Actress and transgender activist Alexis Arquette transitioned to a woman in her late thirties, so why did her brother, Richard, and ex-boyfriend, Ryan Black, refer to her with male pronouns? It’s especially confusing for some, considering sister Patricia referred to Alexis with all female pronouns in the family’s press release about Alexis’ death Sunday.
GLAAD, formerly the Gay & Lesbian Alliance Against Defamation, encourages the media to be cautious of “pronoun confusion”: “Ideally a story will not use pronouns associated with a person's birth sex when referring to the person's life prior to transition. Try to write transgender people's stories from the present day, instead of narrating them from some point in the past, thus avoiding confusion and potentially disrespectful use of incorrect pronouns.”
The Associated Press Stylebook writes reporters should: “use the pronoun preferred by the individuals who have acquired the physical characteristics of the opposite sex or present themselves in a way that does not correspond with their sex at birth. If that preference is not expressed, use the pronoun consistent with the way the individuals live publicly.”
So if Alexis transitioned to a female more than a decade ago, why is there confusion about her gender? Lesser known to the public, Alexis became more fluid about her gender later in life. In fact, she said she was “not transgender anymore” when Caitlyn Jenner came out last year.
“She was like, ‘Yeah, sometimes I'll be a man, sometimes I'll be a woman. I like to refer to myself as gender suspicious,’” her brother, David Arquette, said on “Kocktails with Khloé” in February.
David was confused. “I said, ‘You're my sister and brother?’” he recalled asking. “[Alexis] said, ‘It depends on how I'm dressed.’”
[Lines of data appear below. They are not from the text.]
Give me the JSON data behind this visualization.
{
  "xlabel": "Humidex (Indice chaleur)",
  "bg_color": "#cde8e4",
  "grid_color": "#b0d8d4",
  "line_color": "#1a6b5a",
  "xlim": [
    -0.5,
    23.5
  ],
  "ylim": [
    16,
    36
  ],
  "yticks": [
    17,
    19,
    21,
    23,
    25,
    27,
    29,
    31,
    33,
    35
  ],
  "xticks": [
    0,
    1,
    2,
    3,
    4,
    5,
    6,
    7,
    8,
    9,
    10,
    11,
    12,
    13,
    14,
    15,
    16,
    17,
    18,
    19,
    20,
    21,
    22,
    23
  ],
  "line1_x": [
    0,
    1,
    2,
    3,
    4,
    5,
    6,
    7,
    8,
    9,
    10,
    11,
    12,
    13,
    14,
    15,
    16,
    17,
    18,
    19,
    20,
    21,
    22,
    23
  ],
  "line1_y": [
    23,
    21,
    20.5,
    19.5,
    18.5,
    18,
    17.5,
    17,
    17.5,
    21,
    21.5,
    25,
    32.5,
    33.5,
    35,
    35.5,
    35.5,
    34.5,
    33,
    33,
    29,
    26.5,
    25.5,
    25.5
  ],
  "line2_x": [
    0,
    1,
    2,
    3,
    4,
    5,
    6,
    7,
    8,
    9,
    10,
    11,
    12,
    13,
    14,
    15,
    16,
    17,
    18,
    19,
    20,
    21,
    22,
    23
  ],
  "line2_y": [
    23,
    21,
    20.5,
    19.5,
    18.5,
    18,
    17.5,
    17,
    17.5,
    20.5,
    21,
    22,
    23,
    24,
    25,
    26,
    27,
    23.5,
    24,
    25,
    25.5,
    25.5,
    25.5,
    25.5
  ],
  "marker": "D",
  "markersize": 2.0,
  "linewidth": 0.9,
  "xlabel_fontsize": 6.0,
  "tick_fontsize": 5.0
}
Alexis believed there was only one gender after death. “In the days leading to her death, she told us she was already visiting the other side, and that where she was going, there was only one gender,” Patricia wrote in the family’s press release. “That on the other side, we are free from all of the things that separate us in this life, and that we are all one.”
Alexis documented her transition in the film, “Alexis Arquette: She’s My Brother.” It premiered at the 2007 Tribeca Film Festival. She is best known for her roles in “Pulp Fiction,” “The Wedding Singer” and “Bride of Chucky.”
Rumors swirled that Alexis died from complications related to AIDS, but the family has not confirmed her cause of death.